No worries. You may disagree in that you prefer the sound of MQA processed music. A preference there would be a matter of taste. However if you have an understanding of physics, mathematics and audio engineering then I welcome any critique or correction for the factual aspects in my comments.
Note I did not say that the manipulation by MQA is false. What they do is fairly clear (minimum phase and apodizing filter). What is false are the claims that this is beneficial to what we hear. We are talking about corrections to inaudible frequencies and in exchange they are willing to introduce phase shift in the audible band. Phase distortion is actually detrimental to harmonically related signals. I did not discuss the lossy aspect but I know that compression algorithms if correctly designed can be mostly inaudible so I don’t have much of a beef with that aspect of MQA.
Two words: Phase shift.
I don’t think the lossy aspect of MQA is much of a problem with most digital CD music. It is a technical shortcoming that probably doesn’t matter in any pop or rock.
Well I just bought Etta James’ At last tonight in 192/24 from Qobuz with the current 3 month trial of Sublime+. I also compared some tracks to the MQA 192/24 on Tidal which I am familiar with they will unfold to 96/24 as I don’t have MQA dac. And I have to say I prefer the MQA. The one from Qobuz is a tad too bright and the strings come across a bit harsh and overall its a bit thin.MQA is fuller and more balanced…Make of this what you will.
Overall your description of the original master from Qobuz 192/24 is, it is devoid of any coloration; it is exactly what ‘studio sound’ should sound like; high level of transparency, clean and accurate representation of the original recording.
On the other hand, the original master to a processed MQA actually alter the overall sound signature, so your description here is accurate. I’m hearing the same thing. That’s why in my previous posts I’m trying to get the message out that both will never sound the same.
When it come down to personal preference, it all depend on individuals liking. For vocals like Jazz MQA will make it sounds more ‘analogue’ with thicker midrange and warmer sound. For orchestra music which emphasis on the highs, I prefer the original master, it is more dynamic, livier, more ‘air’, better sound staging and imaging.
My take is the sonic signature difference between both has to do with the type of filters used; MQA uses minimum phase slow roll-off while original master uses linear sharp cut-off filter. Do note, MQA is derived from the original master which is termed ‘processed’ MQA.

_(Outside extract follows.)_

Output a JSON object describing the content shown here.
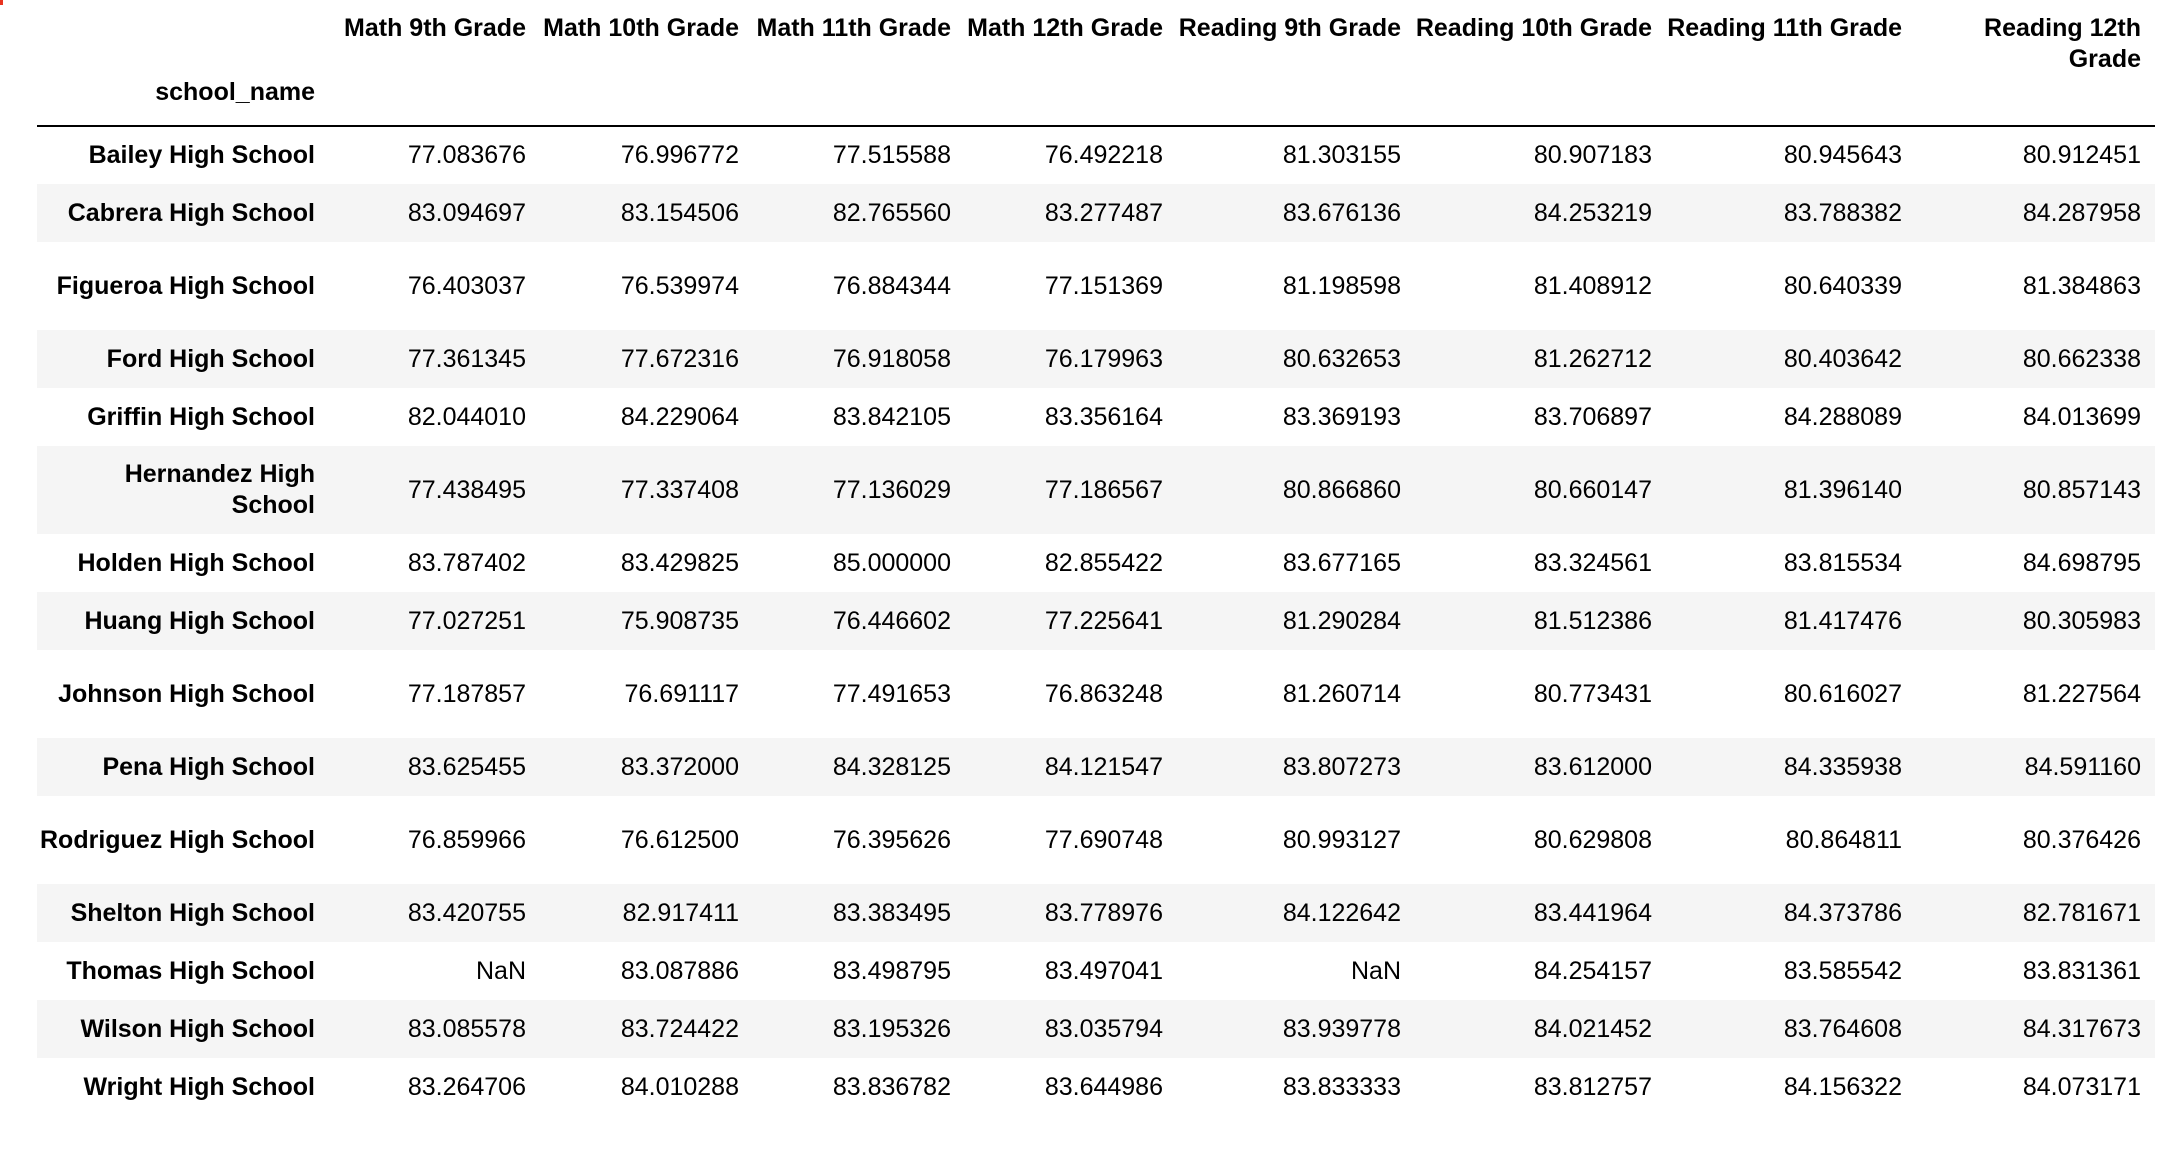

Your right MQA feels more analogue which my ears respond to better. I could not listen to the PCM version for long it was to fatiguing.
This is an interesting recording for a couple of reasons. Firstly there are cues which suggest she or the engineers didn’t know enough about what they were doing. The microphone craft is poor in places with lots of pops and plops when she releases too much air towards the microphone which seems to be under damped. Clearly audible, even on the CD version. Secondly I feel this was never intended for consumption in its mastered form, rather it was mastered in a way that was designed with the knowledge that it would lose something in the transfer to vinyl, taking some of that edginess off the final record. So is what we are hearing a straight MQA transfer or has some amount of licence been taken in the process of that transfer?
I also listened to the Doors LA Woman again last night on Qobuz and MQA on Tidal. What I thought was artefacts on the MQA are actually present on the master on Qobuz too. I never noticed this on my vinyl copy so must be the digitzation of the original master. These I did not prefer one over the other and found them both not very pleasant it listen to over the length of the album. So will stick to vinyl for this one.
I’ve read through most all the posts here. Simple question - is an MQA DAC worth the $$$?
There is a very large price range of MQA DAC, starting from USD99.